Ähnlich sieht es der Verein Opferperspektive e. V., der Menschen betreut, die Opfer rechter Gewalt geworden sind. Laut dem Verein handelt es sich in dem Fall um eine der schlimmsten rassistischen Gewalttaten des vergangenen Jahres. So sei das Strafmaß zwar angemessen. Dass jedoch das rassistische Tatmotiv im Urteil nicht benannt wird, kritisiert der Verein. Dem »nd« sagte Anne Brügmann von der Opferperspektive, es sei nicht nachvollziehbar, warum die politische Motivation des Angriffs in der Urteilsbegründung mit keinem Wort erwähnt werde. »Die Richterin selbst hat während der Verhandlung nicht ein einziges Mal das Wort Rassismus in den Mund genommen«, so Brügmann weiter. Auch Zeugenaussagen, denen zufolge Bekannte des Beschuldigten versucht hätten, diesen vom Spielplatz fern zu halten, da dieser »immer austickt, wenn er Ausländer sieht«, seien nicht in die Tatbeurteilung mit eingeflossen. Auch, wie der Staatsanwalt eine politische Motivation ausschließen, zugleich aber eine ausländerfeindliche Einstellung attestieren kann, sei für sie ein großes Rätsel. Er reduziere damit »Ausländerfeindlichkeit« auf einen vermeintlichen Rand der Gesellschaft. Dabei seien es nicht allein organisierte Rechte, die politisch motivierte rassistische Gewaltstraftaten begingen. Aus ihrer Sicht handele es sich bei dem Vorfall um einen sogenannten Vorsatz bei Gelegenheit, da bei dem Angeklagten eine gefestigte rassistische und xenophobe Einstellung festzustellen sei, die bei Gelegenheit in Gewalt umschlage. Die Regelungen zur polizeilichen Erfassung derartiger Delikte war 2001 bundesweit reformiert worden. »Ich hätte gedacht, dass in der Brandenburger Justiz inzwischen mehr passiert ist«, so Brügmann.

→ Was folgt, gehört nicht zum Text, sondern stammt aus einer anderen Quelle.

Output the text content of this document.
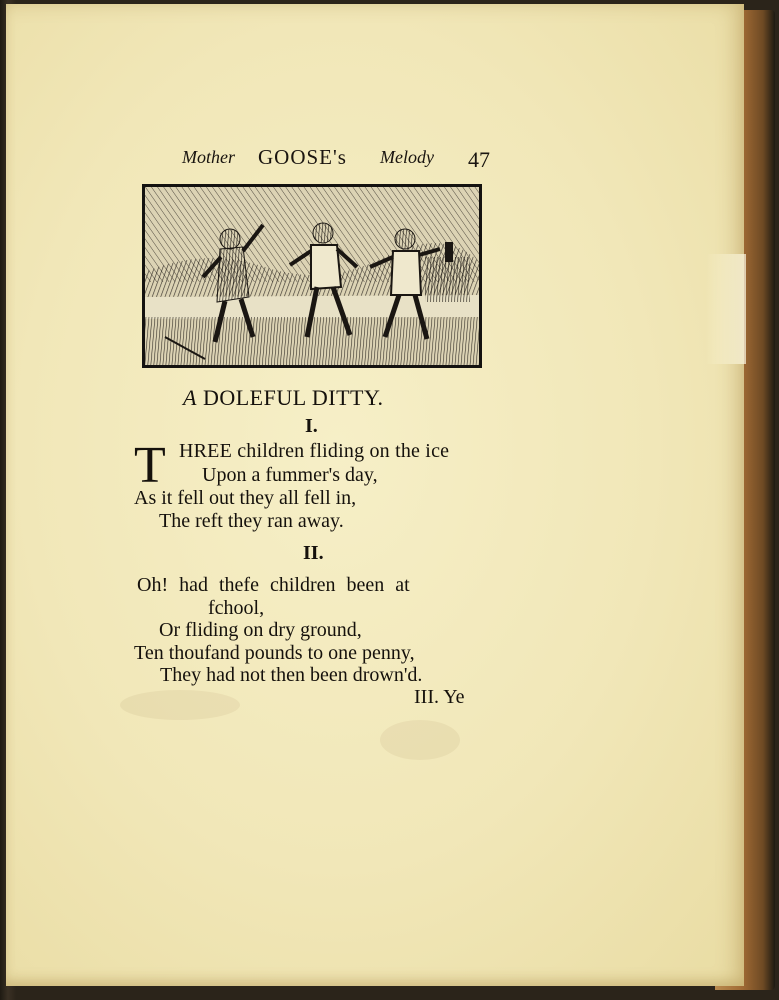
Mother GOOSE's Melody 47
A DOLEFUL DITTY.
I.
T HREE children fliding on the ice
Upon a fummer's day,
As it fell out they all fell in,
The reft they ran away.
II.
Oh! had thefe children been at
fchool,
Or fliding on dry ground,
Ten thoufand pounds to one penny,
They had not then been drown'd.
III. Ye
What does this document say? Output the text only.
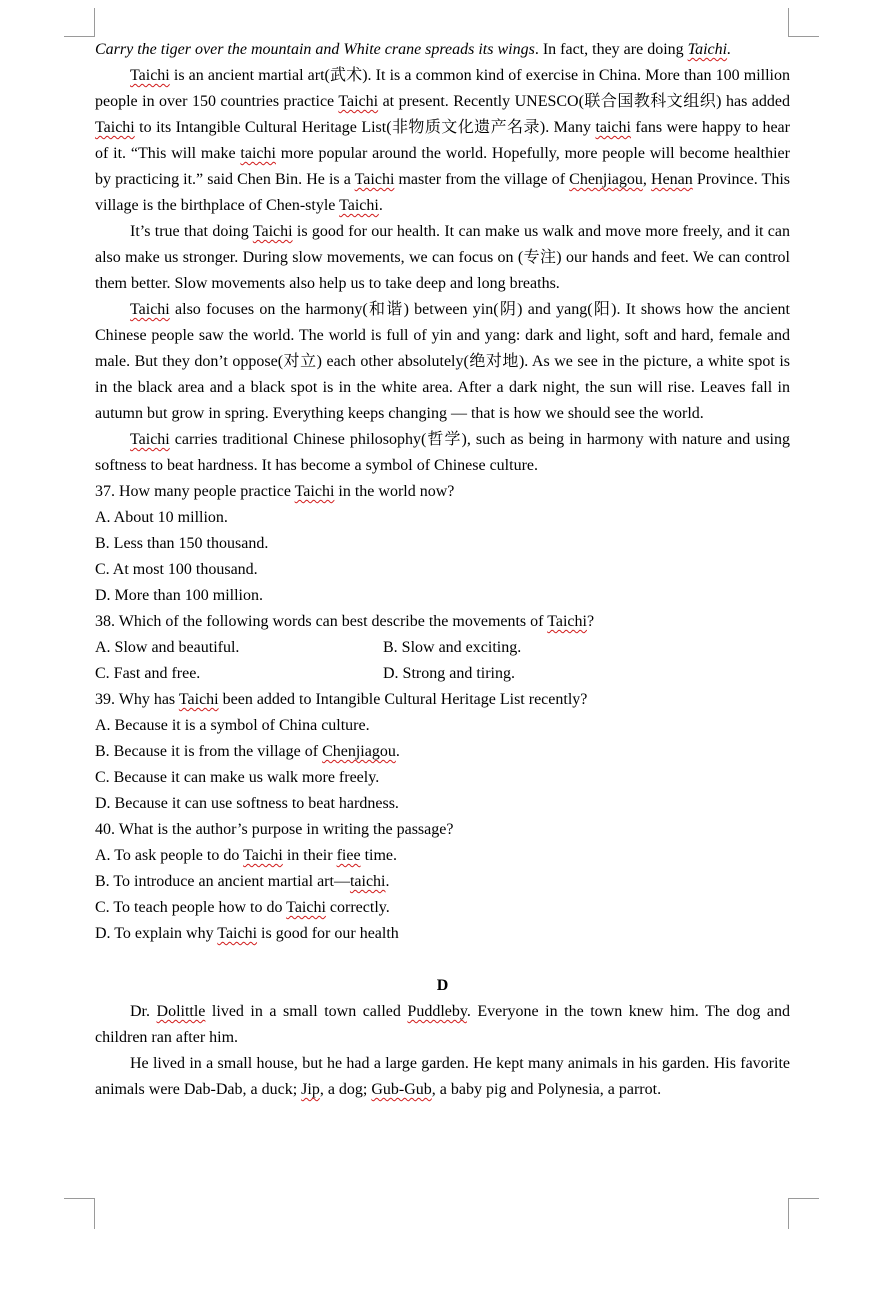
Carry the tiger over the mountain and White crane spreads its wings. In fact, they are doing Taichi.

Taichi is an ancient martial art(武术). It is a common kind of exercise in China. More than 100 million people in over 150 countries practice Taichi at present. Recently UNESCO(联合国教科文组织) has added Taichi to its Intangible Cultural Heritage List(非物质文化遗产名录). Many taichi fans were happy to hear of it. “This will make taichi more popular around the world. Hopefully, more people will become healthier by practicing it.” said Chen Bin. He is a Taichi master from the village of Chenjiagou, Henan Province. This village is the birthplace of Chen-style Taichi.

It’s true that doing Taichi is good for our health. It can make us walk and move more freely, and it can also make us stronger. During slow movements, we can focus on (专注) our hands and feet. We can control them better. Slow movements also help us to take deep and long breaths.

Taichi also focuses on the harmony(和谐) between yin(阴) and yang(阳). It shows how the ancient Chinese people saw the world. The world is full of yin and yang: dark and light, soft and hard, female and male. But they don’t oppose(对立) each other absolutely(绝对地). As we see in the picture, a white spot is in the black area and a black spot is in the white area. After a dark night, the sun will rise. Leaves fall in autumn but grow in spring. Everything keeps changing — that is how we should see the world.

Taichi carries traditional Chinese philosophy(哲学), such as being in harmony with nature and using softness to beat hardness. It has become a symbol of Chinese culture.

37. How many people practice Taichi in the world now?

A. About 10 million.

B. Less than 150 thousand.

C. At most 100 thousand.

D. More than 100 million.

38. Which of the following words can best describe the movements of Taichi?

A. Slow and beautiful.	B. Slow and exciting.
C. Fast and free.	D. Strong and tiring.

39. Why has Taichi been added to Intangible Cultural Heritage List recently?

A. Because it is a symbol of China culture.

B. Because it is from the village of Chenjiagou.

C. Because it can make us walk more freely.

D. Because it can use softness to beat hardness.

40. What is the author’s purpose in writing the passage?

A. To ask people to do Taichi in their fiee time.

B. To introduce an ancient martial art—taichi.

C. To teach people how to do Taichi correctly.

D. To explain why Taichi is good for our health

D

Dr. Dolittle lived in a small town called Puddleby. Everyone in the town knew him. The dog and children ran after him.

He lived in a small house, but he had a large garden. He kept many animals in his garden. His favorite animals were Dab-Dab, a duck; Jip, a dog; Gub-Gub, a baby pig and Polynesia, a parrot.
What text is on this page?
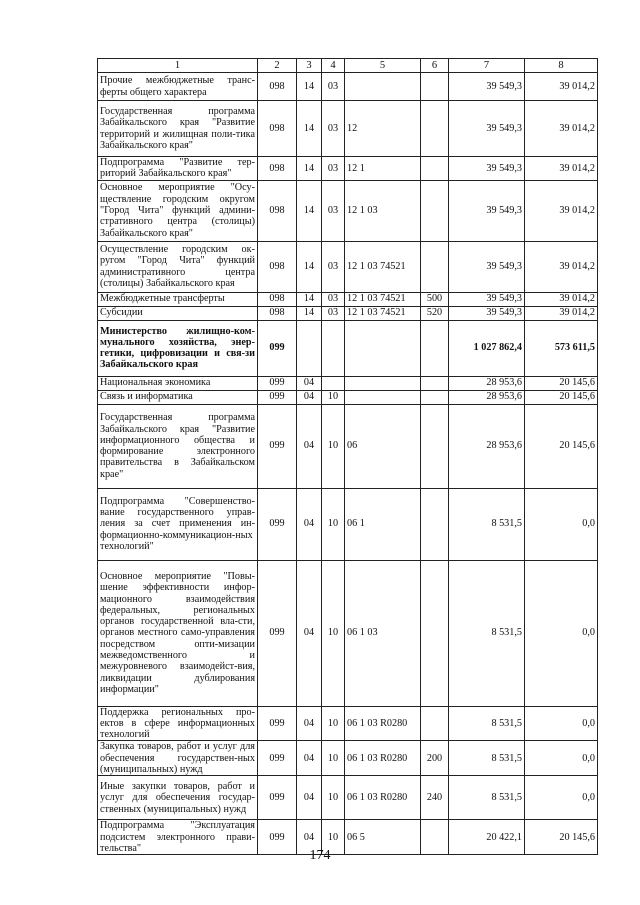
1	2	3	4	5	6	7	8
Прочие межбюджетные транс-ферты общего характера	098	14	03			39 549,3	39 014,2
Государственная программа Забайкальского края "Развитие территорий и жилищная поли-тика Забайкальского края"	098	14	03	12		39 549,3	39 014,2
Подпрограмма "Развитие тер-риторий Забайкальского края"	098	14	03	12 1		39 549,3	39 014,2
Основное мероприятие "Осу-ществление городским округом "Город Чита" функций админи-стративного центра (столицы) Забайкальского края"	098	14	03	12 1 03		39 549,3	39 014,2
Осуществление городским ок-ругом "Город Чита" функций административного центра (столицы) Забайкальского края	098	14	03	12 1 03 74521		39 549,3	39 014,2
Межбюджетные трансферты	098	14	03	12 1 03 74521	500	39 549,3	39 014,2
Субсидии	098	14	03	12 1 03 74521	520	39 549,3	39 014,2
Министерство жилищно-ком-мунального хозяйства, энер-гетики, цифровизации и свя-зи Забайкальского края	099					1 027 862,4	573 611,5
Национальная экономика	099	04				28 953,6	20 145,6
Связь и информатика	099	04	10			28 953,6	20 145,6
Государственная программа Забайкальского края "Развитие информационного общества и формирование электронного правительства в Забайкальском крае"	099	04	10	06		28 953,6	20 145,6
Подпрограмма "Совершенство-вание государственного управ-ления за счет применения ин-формационно-коммуникацион-ных технологий"	099	04	10	06 1		8 531,5	0,0
Основное мероприятие "Повы-шение эффективности инфор-мационного взаимодействия федеральных, региональных органов государственной вла-сти, органов местного само-управления посредством опти-мизации межведомственного и межуровневого взаимодейст-вия, ликвидации дублирования информации"	099	04	10	06 1 03		8 531,5	0,0
Поддержка региональных про-ектов в сфере информационных технологий	099	04	10	06 1 03 R0280		8 531,5	0,0
Закупка товаров, работ и услуг для обеспечения государствен-ных (муниципальных) нужд	099	04	10	06 1 03 R0280	200	8 531,5	0,0
Иные закупки товаров, работ и услуг для обеспечения государ-ственных (муниципальных) нужд	099	04	10	06 1 03 R0280	240	8 531,5	0,0
Подпрограмма "Эксплуатация подсистем электронного прави-тельства"	099	04	10	06 5		20 422,1	20 145,6
174
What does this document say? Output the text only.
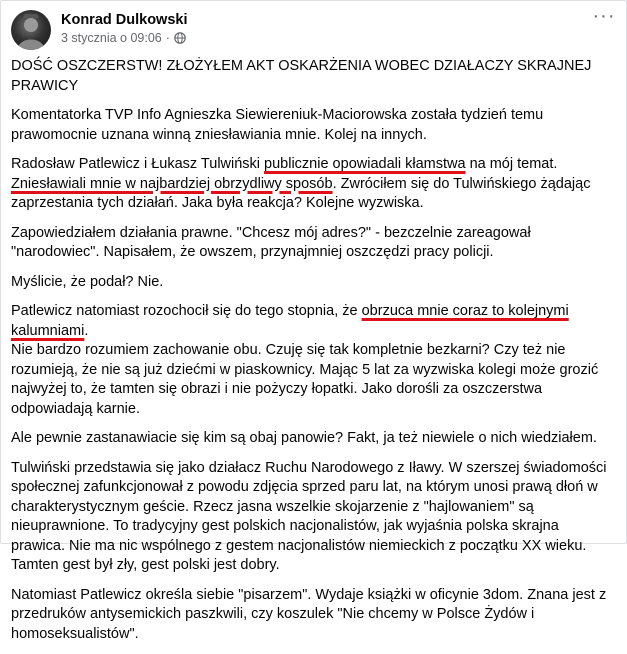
Konrad Dulkowski
3 stycznia o 09:06 ·
···

DOŚĆ OSZCZERSTW! ZŁOŻYŁEM AKT OSKARŻENIA WOBEC DZIAŁACZY SKRAJNEJ PRAWICY

Komentatorka TVP Info Agnieszka Siewiereniuk-Maciorowska została tydzień temu prawomocnie uznana winną zniesławiania mnie. Kolej na innych.

Radosław Patlewicz i Łukasz Tulwiński publicznie opowiadali kłamstwa na mój temat. Zniesławiali mnie w najbardziej obrzydliwy sposób. Zwróciłem się do Tulwińskiego żądając zaprzestania tych działań. Jaka była reakcja? Kolejne wyzwiska.

Zapowiedziałem działania prawne. "Chcesz mój adres?" - bezczelnie zareagował "narodowiec". Napisałem, że owszem, przynajmniej oszczędzi pracy policji.

Myślicie, że podał? Nie.

Patlewicz natomiast rozochocił się do tego stopnia, że obrzuca mnie coraz to kolejnymi kalumniami.

Nie bardzo rozumiem zachowanie obu. Czuję się tak kompletnie bezkarni? Czy też nie rozumieją, że nie są już dziećmi w piaskownicy. Mając 5 lat za wyzwiska kolegi może grozić najwyżej to, że tamten się obrazi i nie pożyczy łopatki. Jako dorośli za oszczerstwa odpowiadają karnie.

Ale pewnie zastanawiacie się kim są obaj panowie? Fakt, ja też niewiele o nich wiedziałem.

Tulwiński przedstawia się jako działacz Ruchu Narodowego z Iławy. W szerszej świadomości społecznej zafunkcjonował z powodu zdjęcia sprzed paru lat, na którym unosi prawą dłoń w charakterystycznym geście. Rzecz jasna wszelkie skojarzenie z "hajlowaniem" są nieuprawnione. To tradycyjny gest polskich nacjonalistów, jak wyjaśnia polska skrajna prawica. Nie ma nic wspólnego z gestem nacjonalistów niemieckich z początku XX wieku. Tamten gest był zły, gest polski jest dobry.

Natomiast Patlewicz określa siebie "pisarzem". Wydaje książki w oficynie 3dom. Znana jest z przedruków antysemickich paszkwili, czy koszulek "Nie chcemy w Polsce Żydów i homoseksualistów".
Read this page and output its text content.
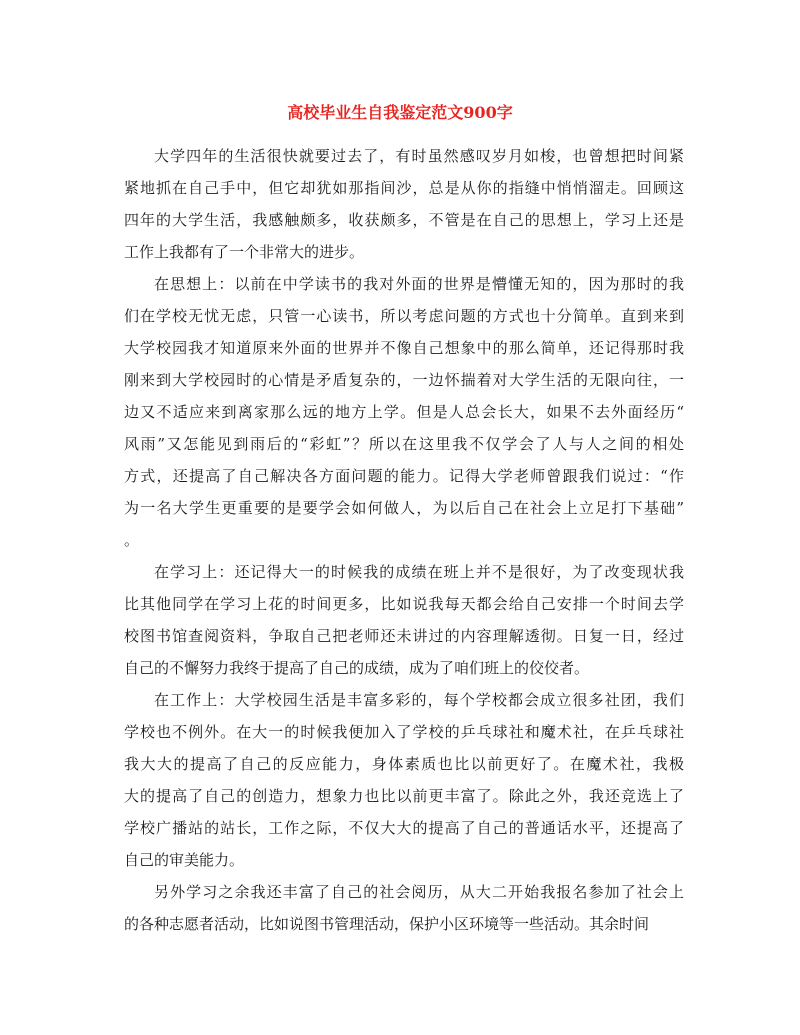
高校毕业生自我鉴定范文900字
大学四年的生活很快就要过去了，有时虽然感叹岁月如梭，也曾想把时间紧
紧地抓在自己手中，但它却犹如那指间沙，总是从你的指缝中悄悄溜走。回顾这
四年的大学生活，我感触颇多，收获颇多，不管是在自己的思想上，学习上还是
工作上我都有了一个非常大的进步。
在思想上：以前在中学读书的我对外面的世界是懵懂无知的，因为那时的我
们在学校无忧无虑，只管一心读书，所以考虑问题的方式也十分简单。直到来到
大学校园我才知道原来外面的世界并不像自己想象中的那么简单，还记得那时我
刚来到大学校园时的心情是矛盾复杂的，一边怀揣着对大学生活的无限向往，一
边又不适应来到离家那么远的地方上学。但是人总会长大，如果不去外面经历“
风雨”又怎能见到雨后的“彩虹”？所以在这里我不仅学会了人与人之间的相处
方式，还提高了自己解决各方面问题的能力。记得大学老师曾跟我们说过：“作
为一名大学生更重要的是要学会如何做人，为以后自己在社会上立足打下基础”
。
在学习上：还记得大一的时候我的成绩在班上并不是很好，为了改变现状我
比其他同学在学习上花的时间更多，比如说我每天都会给自己安排一个时间去学
校图书馆查阅资料，争取自己把老师还未讲过的内容理解透彻。日复一日，经过
自己的不懈努力我终于提高了自己的成绩，成为了咱们班上的佼佼者。
在工作上：大学校园生活是丰富多彩的，每个学校都会成立很多社团，我们
学校也不例外。在大一的时候我便加入了学校的乒乓球社和魔术社，在乒乓球社
我大大的提高了自己的反应能力，身体素质也比以前更好了。在魔术社，我极
大的提高了自己的创造力，想象力也比以前更丰富了。除此之外，我还竞选上了
学校广播站的站长，工作之际，不仅大大的提高了自己的普通话水平，还提高了
自己的审美能力。
另外学习之余我还丰富了自己的社会阅历，从大二开始我报名参加了社会上
的各种志愿者活动，比如说图书管理活动，保护小区环境等一些活动。其余时间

Vor kurzem hatte Brandenburgs Innenministerium in seinem jährlichen Verfassungsschutzbericht bekannt gegeben, dass von offiziellen Stellen im letztes Jahr 127 rechte Gewalttaten in Brandenburg registriert wurden. Ob das den Fall in Senftenberg einschließt, ist nicht nachzuvollziehen. Im selben Zeitraum zählte der Verein Opferperspektive 171 rechte Gewalttaten. Generell sei 2017 ein Anstieg der Gewaltbereitschaft gegen Frauen und Kinder zu verzeichnen gewesen, so der Verein. So sei eine von acht Betroffenen rechter Gewalt in diesem Zeitraum zum Tatzeitpunkt 13 Jahre alt oder jünger gewesen. Motiviert seien diese Taten, wie der Fall in Großräschen, meist rassistisch.